# Question about Oak wood



## killerb468 (Feb 19, 2015)

My buddy does a lot of stainless stuff for huge commercial businesses, with that said he has been bringing me home for the past year 3"x4" oak runners for pallets. They are clean no metal in them, no bark, they are straight from the saw mill. The runners are wihte and red oak, very few knots in them. so for the question.

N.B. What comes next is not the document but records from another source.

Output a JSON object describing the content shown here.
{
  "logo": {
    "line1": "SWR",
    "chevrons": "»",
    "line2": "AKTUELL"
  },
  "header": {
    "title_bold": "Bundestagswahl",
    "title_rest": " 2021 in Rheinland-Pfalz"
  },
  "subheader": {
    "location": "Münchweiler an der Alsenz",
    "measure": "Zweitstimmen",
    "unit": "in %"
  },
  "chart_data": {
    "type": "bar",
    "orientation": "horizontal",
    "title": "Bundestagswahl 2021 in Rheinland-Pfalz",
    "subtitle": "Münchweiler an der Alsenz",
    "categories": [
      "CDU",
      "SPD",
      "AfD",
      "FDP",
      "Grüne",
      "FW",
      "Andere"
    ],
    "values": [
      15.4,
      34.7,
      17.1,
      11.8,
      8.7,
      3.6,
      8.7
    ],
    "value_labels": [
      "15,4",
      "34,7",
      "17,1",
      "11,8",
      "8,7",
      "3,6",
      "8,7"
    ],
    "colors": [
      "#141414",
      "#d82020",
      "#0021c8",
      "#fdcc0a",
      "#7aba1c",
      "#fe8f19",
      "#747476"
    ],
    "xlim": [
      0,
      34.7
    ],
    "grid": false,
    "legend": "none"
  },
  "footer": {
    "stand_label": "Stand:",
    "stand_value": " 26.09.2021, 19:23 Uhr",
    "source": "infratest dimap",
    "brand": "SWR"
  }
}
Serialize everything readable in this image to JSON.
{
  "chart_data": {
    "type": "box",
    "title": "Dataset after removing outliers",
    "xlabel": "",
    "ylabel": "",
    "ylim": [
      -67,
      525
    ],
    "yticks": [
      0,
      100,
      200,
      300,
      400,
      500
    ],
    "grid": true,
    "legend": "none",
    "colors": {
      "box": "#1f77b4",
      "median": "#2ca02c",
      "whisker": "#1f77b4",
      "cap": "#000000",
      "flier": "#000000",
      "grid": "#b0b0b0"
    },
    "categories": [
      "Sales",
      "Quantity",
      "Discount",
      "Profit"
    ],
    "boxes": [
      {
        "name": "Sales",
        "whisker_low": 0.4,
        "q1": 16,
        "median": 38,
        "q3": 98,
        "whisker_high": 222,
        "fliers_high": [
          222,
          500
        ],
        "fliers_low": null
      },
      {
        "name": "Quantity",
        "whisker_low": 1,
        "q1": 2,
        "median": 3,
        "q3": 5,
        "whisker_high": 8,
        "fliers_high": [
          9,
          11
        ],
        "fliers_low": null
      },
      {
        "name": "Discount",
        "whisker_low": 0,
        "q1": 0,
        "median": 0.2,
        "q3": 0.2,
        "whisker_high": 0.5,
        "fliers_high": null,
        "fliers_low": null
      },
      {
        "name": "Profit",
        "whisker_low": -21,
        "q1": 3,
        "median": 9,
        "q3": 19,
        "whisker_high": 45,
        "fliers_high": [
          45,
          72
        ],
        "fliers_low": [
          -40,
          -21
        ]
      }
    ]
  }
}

Can I use these as my base fuel in my smoker? I have been using them in my wood stove for the house and for fires in the deck pit, just thought hey I could use it for that as well.


----------



## t-l-k (Feb 19, 2015)

The company I work for gets sheet metal on pallets made of 3x4 oak post as well.  I've been using then in my smoker without any problems. No off flavors. I just make sure to let them age a few months before using to make sure they are good and dry.


----------



## gary s (Feb 19, 2015)

Good advice, Oak is a great smoking wood, Be sure and let it season, most of the pallets are pretty green

Gary


----------



## killerb468 (Feb 19, 2015)

Thanks Fellas, I hate to let good hard woods go up in smoke, glad to know others have used as well. These are great chunks of would, I can get a full cord worth of scrap every week. The length's I get are no less then 30" and no longer then 6'.Cut to 16" have some chunks and spit the 16's once or twice depending on how I want the fire to react.


----------